Qia mondar-mandir di depan pintu. Tadinya ia ingin menyampaikan ke suaminya kalau makan siang sudah siap. Namun, secara tak sengaja, ia mendengar perbincangan tiga orang pria yang ada di ruang kerja. Entah karena merasa tidak berbahaya, mereka tidak menutup pintu rapat sehingga Qia masih bisa mendengar.


"Deg! Kemilau Senja? Mereka sedang mengawasi Kemilau Senja?" batin Qia.

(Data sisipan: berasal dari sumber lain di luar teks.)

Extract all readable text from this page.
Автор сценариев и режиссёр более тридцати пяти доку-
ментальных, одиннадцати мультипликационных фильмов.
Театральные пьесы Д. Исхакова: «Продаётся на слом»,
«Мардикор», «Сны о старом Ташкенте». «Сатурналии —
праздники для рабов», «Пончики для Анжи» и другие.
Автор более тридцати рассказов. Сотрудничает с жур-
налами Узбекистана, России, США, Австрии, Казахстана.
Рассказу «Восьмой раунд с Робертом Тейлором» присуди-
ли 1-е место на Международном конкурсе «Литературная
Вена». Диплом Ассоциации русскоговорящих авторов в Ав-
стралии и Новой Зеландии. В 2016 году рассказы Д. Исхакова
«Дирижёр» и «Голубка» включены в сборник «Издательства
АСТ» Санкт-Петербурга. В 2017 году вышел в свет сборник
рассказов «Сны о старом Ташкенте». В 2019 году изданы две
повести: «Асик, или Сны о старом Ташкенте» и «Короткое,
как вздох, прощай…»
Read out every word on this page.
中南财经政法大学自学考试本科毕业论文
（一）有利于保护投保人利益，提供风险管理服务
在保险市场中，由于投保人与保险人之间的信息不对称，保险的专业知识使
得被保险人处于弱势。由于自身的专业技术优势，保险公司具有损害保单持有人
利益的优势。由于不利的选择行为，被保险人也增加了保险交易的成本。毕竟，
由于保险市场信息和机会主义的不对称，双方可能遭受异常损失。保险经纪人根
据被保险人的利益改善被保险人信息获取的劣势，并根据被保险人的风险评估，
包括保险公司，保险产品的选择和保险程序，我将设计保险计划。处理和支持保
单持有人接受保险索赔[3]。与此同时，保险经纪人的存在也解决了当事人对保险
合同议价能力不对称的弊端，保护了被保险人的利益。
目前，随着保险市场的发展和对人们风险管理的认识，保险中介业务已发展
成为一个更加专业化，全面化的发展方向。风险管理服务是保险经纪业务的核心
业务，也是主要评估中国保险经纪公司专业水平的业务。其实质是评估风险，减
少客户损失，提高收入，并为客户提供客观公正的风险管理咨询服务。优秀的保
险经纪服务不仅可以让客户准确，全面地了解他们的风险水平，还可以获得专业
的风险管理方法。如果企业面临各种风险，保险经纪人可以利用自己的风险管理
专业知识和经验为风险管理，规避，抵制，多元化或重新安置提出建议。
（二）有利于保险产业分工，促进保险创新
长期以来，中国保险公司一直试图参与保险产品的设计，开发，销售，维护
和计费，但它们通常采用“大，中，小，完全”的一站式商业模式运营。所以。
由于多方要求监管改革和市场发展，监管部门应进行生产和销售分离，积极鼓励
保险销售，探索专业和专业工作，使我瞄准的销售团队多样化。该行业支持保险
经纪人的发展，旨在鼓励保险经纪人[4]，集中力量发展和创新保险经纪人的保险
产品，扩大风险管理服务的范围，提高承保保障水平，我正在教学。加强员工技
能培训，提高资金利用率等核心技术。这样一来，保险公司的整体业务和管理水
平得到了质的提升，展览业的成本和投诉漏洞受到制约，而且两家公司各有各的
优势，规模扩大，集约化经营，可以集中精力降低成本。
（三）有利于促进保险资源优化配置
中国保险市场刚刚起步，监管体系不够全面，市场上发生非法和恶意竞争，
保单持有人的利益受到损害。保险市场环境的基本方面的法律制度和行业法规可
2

Seketika jantung Qia berdetak kencang. Ia mulai menebak-nebak, siapa sesungguhnya Satrio Adi Kuncoro.


Untuk sesaat, gadis itu tampak kebingungan. Sekarang ia jadi ragu, mau terus masuk atau pergi dari tempat itu. Namun, hati kecilnya menuntun untuk segera pergi. Akhirnya ia memutuskan untuk kembali lagi ke ruang makan.


Di ruang makan, Qia kembali mondar-mandir. Sesekali ia menatap makanan yang sudah tersaji di atas meja. Akhirnya pemilik nama Kemilau Senja itu memutuskan untuk menghubungi suaminya melalui ponsel.


"Iya, Qi? Ada apa?" tanya Satrio ketika Qia menelpon.


"Makan siang sudah siap, Kak," jawab Qia.


"Baiklah, kami akan segera turun."


"Segera, ya. Kalau keburu dingin nanti tidak enak."


"Oke."


"Oh ya, Kak, Qia boleh kan, tidak ikut makan siang bareng kalian? Qia rada pusing, pingin berbaring sebentar di kamar?" tanya Qia hati-hati.


Jujur Qia merasa tidak nyaman makan bareng mereka. Terutama setelah Qia mendengar perbincangan tentang dirinya tadi. Ia tidak ingin merasa gugup di depan mereka kemudian salah tingkah. Intinya ia tidak ingin mereka curiga kalau dirinya mendengar perbincangan mereka.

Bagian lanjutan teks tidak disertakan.